As ricas imagens que restaram da civilização mesopotâmica corroboram a suposição de que as mulheres da elite eram respeitadas e conferiam dignidade a uma cultura que conseguia enxergar sabedoria e autoridade na figura feminina (ver Ilustrações 5, 14 e 15 na Seção Ilustrações).
A
de fragmentos de evidências relacionadas a
mulheres mesopotâmicas em diferentes culturas ao longo de um período de 1.400 anos, o que aprendemos? Vimos evidências extensas de sociedades nas quais a participação ativa de mulheres na vida econômica, religiosa e política era dada como certa.
Igualmente dada como certa era a dependência delas e a obrigação em relação aos parentes homens e/ou maridos.
Para a elite dominante, o interesse próprio como usurpadores da realeza exigia que o estabelecimento de poder se tornasse o que um analista, de maneira sagaz, chamou de “burocracia patrimonial”.

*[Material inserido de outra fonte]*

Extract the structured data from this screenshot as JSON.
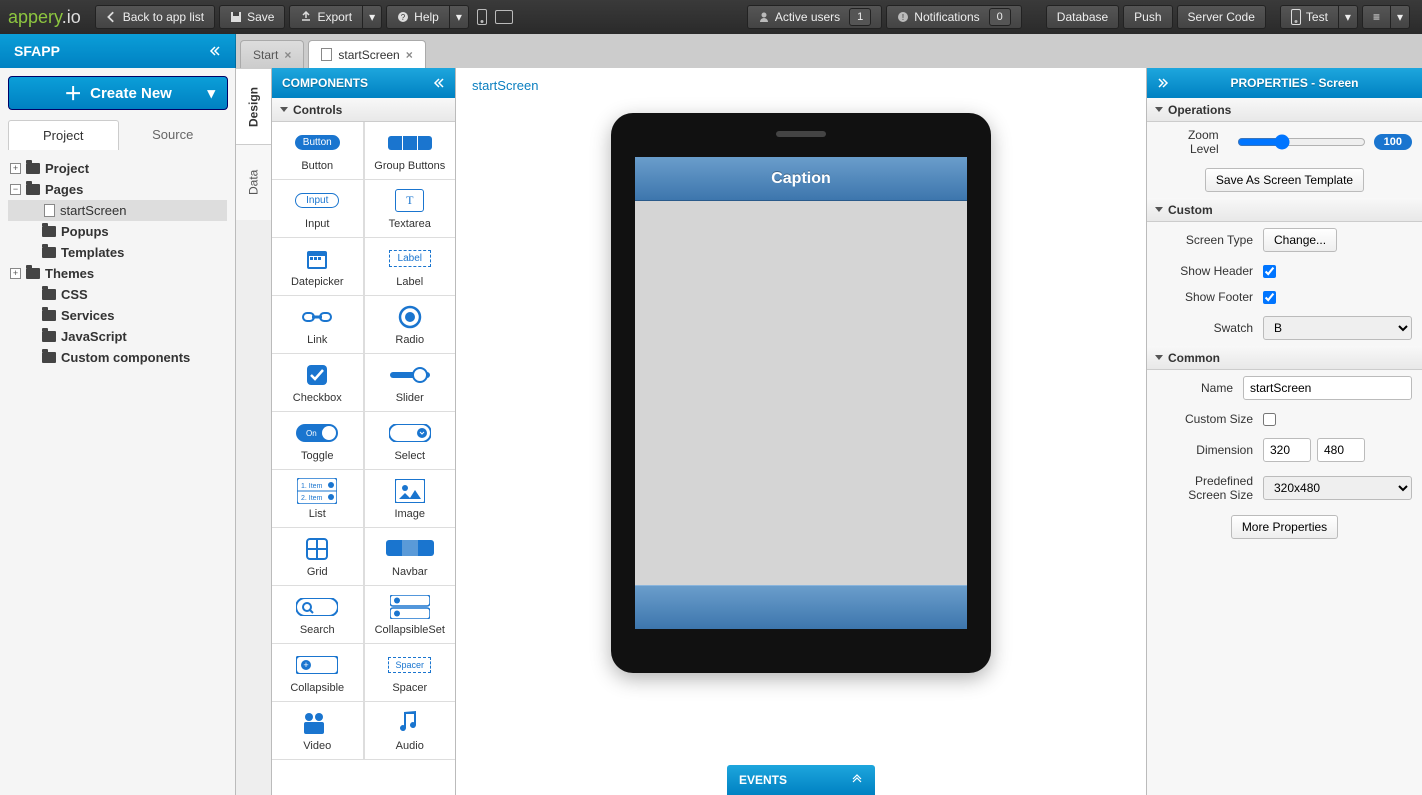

[ 152 ] A garantia do poder deles dependia da distribuição de familiares em importantes posições subordinadas de poder. Tais familiares, nesse período inicial, costumavam ser mulheres –
esposas, concubinas ou filhas – que, digamos assim, tornaram-se as primeiras senhoras feudais de seus maridos/pais/reis. Assim, surgiu o papel da “esposa como suplente”, no qual encontraremos
mulheres a partir desse período. Observamos a extensão e os limites do poder delas representado pela rainha Shibtu, que executava as ordens do marido ao governar o reino e selecionar mulheres dentre as prisioneiras para o harém dele. Sua imagem pode ser uma metáfora perspicaz para o que significa, o que significava na época e o que significou por quase 3 mil anos para uma mulher pertencer à classe alta. O papel da rainha Shibtu de
“esposa como suplente” é a posição mais alta à qual essas mulheres podem aspirar. O poder delas deriva inteiramente do homem do qual dependem. A influência e o verdadeiro papel em moldar os eventos são reais, assim como o poder sobre homens e mulheres de classes mais baixas que elas possuem ou controlam.
Mas, em relação à sexualidade, são completamente subordinadas aos homens. Aliás, como vimos nos casos de diversas esposas reais, o poder delas na vida econômica e política depende do quanto é satisfatória a servidão sexual a seus homens. Se não os agradarem mais, como no caso de Kirum ou Kunshimatum, perdem o poder por capricho de seus senhores.
Assim, as mulheres acabaram se percebendo, de forma bem realista, dependentes dos homens. Isso se manifesta com perfeição na oração de Kunshimatum. Assim como o vassalo feudal de uma época posterior, ela entendeu que sua única segurança era a proteção de seu senhor. É impressionante e assustador contemplar que ela orava não pela própria proteção, como o interesse próprio dita, mas por seu senhor, “para que eu também possa prosperar sob sua proteção”. O que vemos aqui é o surgimento de um conjunto de relações de poder nas quais os homens adquiriram poder sobre outros homens e sobre todas as mulheres. Assim, os homens da elite se viam como aqueles que podiam adquirir poder sobre outros,
riqueza em bens e em servidão sexual, ou seja, a aquisição de escravas e concubinas para um harém. Mulheres, mesmo as mais seguras, bem-nascidas e autoconfiantes, viam-se como pessoas dependentes da proteção de um homem. Este é o mundo feminino do contrato social: mulheres cuja autonomia lhes é negada dependem de proteção e se empenham para conseguir o melhor acordo possível para elas mesmas e seus filhos.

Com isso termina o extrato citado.